Since the founding of ACM SIGMM in 1993, ACM Multimedia has been the worldwide premier conference and a key world event to display scientific achievements and innovative industrial products in the multimedia field. This year’s conference takes place online and in person from 20th to 24th October.
Abstract:
A fast and high quality HDS method is proposed in this work. Instead of one-step upsampling, a hierarchical image pyramid strategy is adopted, that is, we upsample the low-resolution depth map with a sampling scale of 2 at each and every layer, under the guidance of the pre-downsampled RGB image with a same resolution in the same layer. To obtain more sharp and clear depth edges, we construct a context-adaptive classification based trilateral filter to upgrade the basic HDS method to a C-HDS method. Given the original images with the same quality, both the proposed basic HDS and the upgraded C-HDS outperform the current state-of-the-art approaches, especially in the case of large scale (6X). And the higher quality of original depth maps will result in higher up-sampling quality. In addition, the program is stable, training-free and easy to implement, with run times that exceed other methods to the best of our knowledge based on claimed runtimes.

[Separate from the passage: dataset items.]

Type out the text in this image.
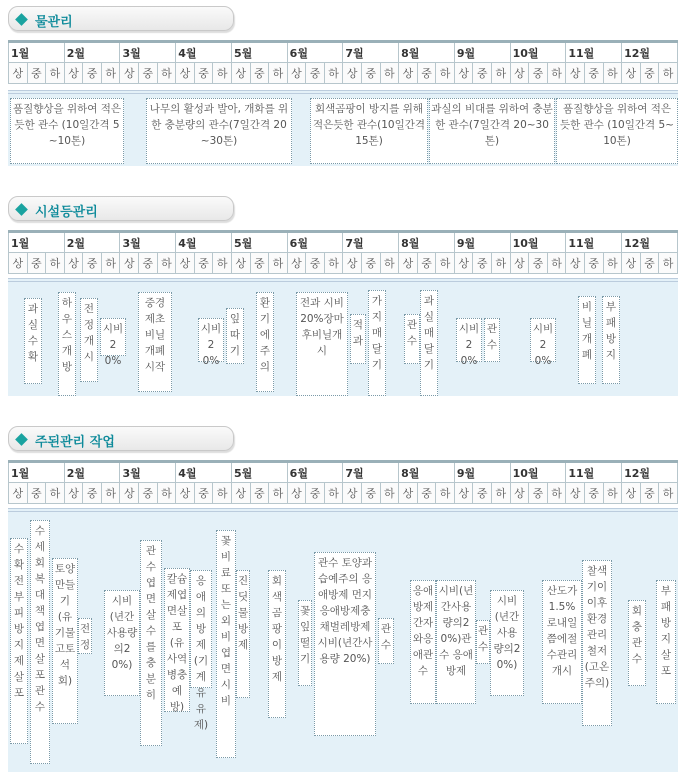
물관리
1월			2월			3월			4월			5월			6월			7월			8월			9월			10월			11월			12월		
상	중	하	상	중	하	상	중	하	상	중	하	상	중	하	상	중	하	상	중	하	상	중	하	상	중	하	상	중	하	상	중	하	상	중	하
품질향상을 위하여 적은듯한 관수 (10일간격 5~10톤)
나무의 활성과 발아, 개화를 위한 충분량의 관수(7일간격 20~30톤)
회색곰팡이 방지를 위해 적은듯한 관수(10일간격 15톤)
과실의 비대를 위하여 충분한 관수(7일간격 20~30톤)
품질향상을 위하여 적은듯한 관수 (10일간격 5~10톤)
시설등관리
1월			2월			3월			4월			5월			6월			7월			8월			9월			10월			11월			12월		
상	중	하	상	중	하	상	중	하	상	중	하	상	중	하	상	중	하	상	중	하	상	중	하	상	중	하	상	중	하	상	중	하	상	중	하
과실수확
하우스개방
전정개시
시비20%
중경제초비닐개폐시작
시비20%
잎따기
환기에주의
전과 시비20%장마후비닐개시
적과
가지매달기
관수
과실매달기
시비20%
관수
시비20%
비닐개폐
부패방지
주된관리 작업
1월			2월			3월			4월			5월			6월			7월			8월			9월			10월			11월			12월		
상	중	하	상	중	하	상	중	하	상	중	하	상	중	하	상	중	하	상	중	하	상	중	하	상	중	하	상	중	하	상	중	하	상	중	하
수확전부피방지제살포
수세회복대책엽면살포관수
토양만들기(유기물고토석회)
전정
시비(년간사용량의20%)
관수엽면살수를충분히
칼슘제엽면살포(유사역병충예방)
응애의방제(기계유유제)
꽃비료또는외비엽면시비
진딧물방제
회색곰팡이방제
꽃잎떨기
관수 토양과 습예주의 응애방제 먼지응애방제충채벌레방제 시비(년간사용량 20%)
관수
응애방제간자와응애관수
시비(년간사용량의20%)관수 응애방제
관수
시비(년간사용량의20%)
산도가1.5%로내일쯤에절수관리개시
찰색기이이후환경관리철저(고온주의)
회충관수
부패방지살포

Beyond super-resolution, the proposed method is also applicable to depth map inpainting. Specifically, blank pixels will be eroded away during the degradation of the depth map, and be filled in during the upsampling process. In addition, due to the strong interpretability, our methods can be simply and widely used for other types of fusion data processing which are similar to RGB-D data , such as RGB-T (thermal) data. Like most methods, our method is insensitive to thin lines, which are easy to lose in low resolution depth maps, and difficult to be retrieved during the upsampling. Especially in the case of complete loss of depth ranges, completion seems to be impossible. Our future work is to find the linear correspondence between RGB images and depth maps by using a depth supervised RGB image pixel-level classification strategy. With this, the low-resolution depth map can be upsampled with some guided filters under the guidance of the classification result.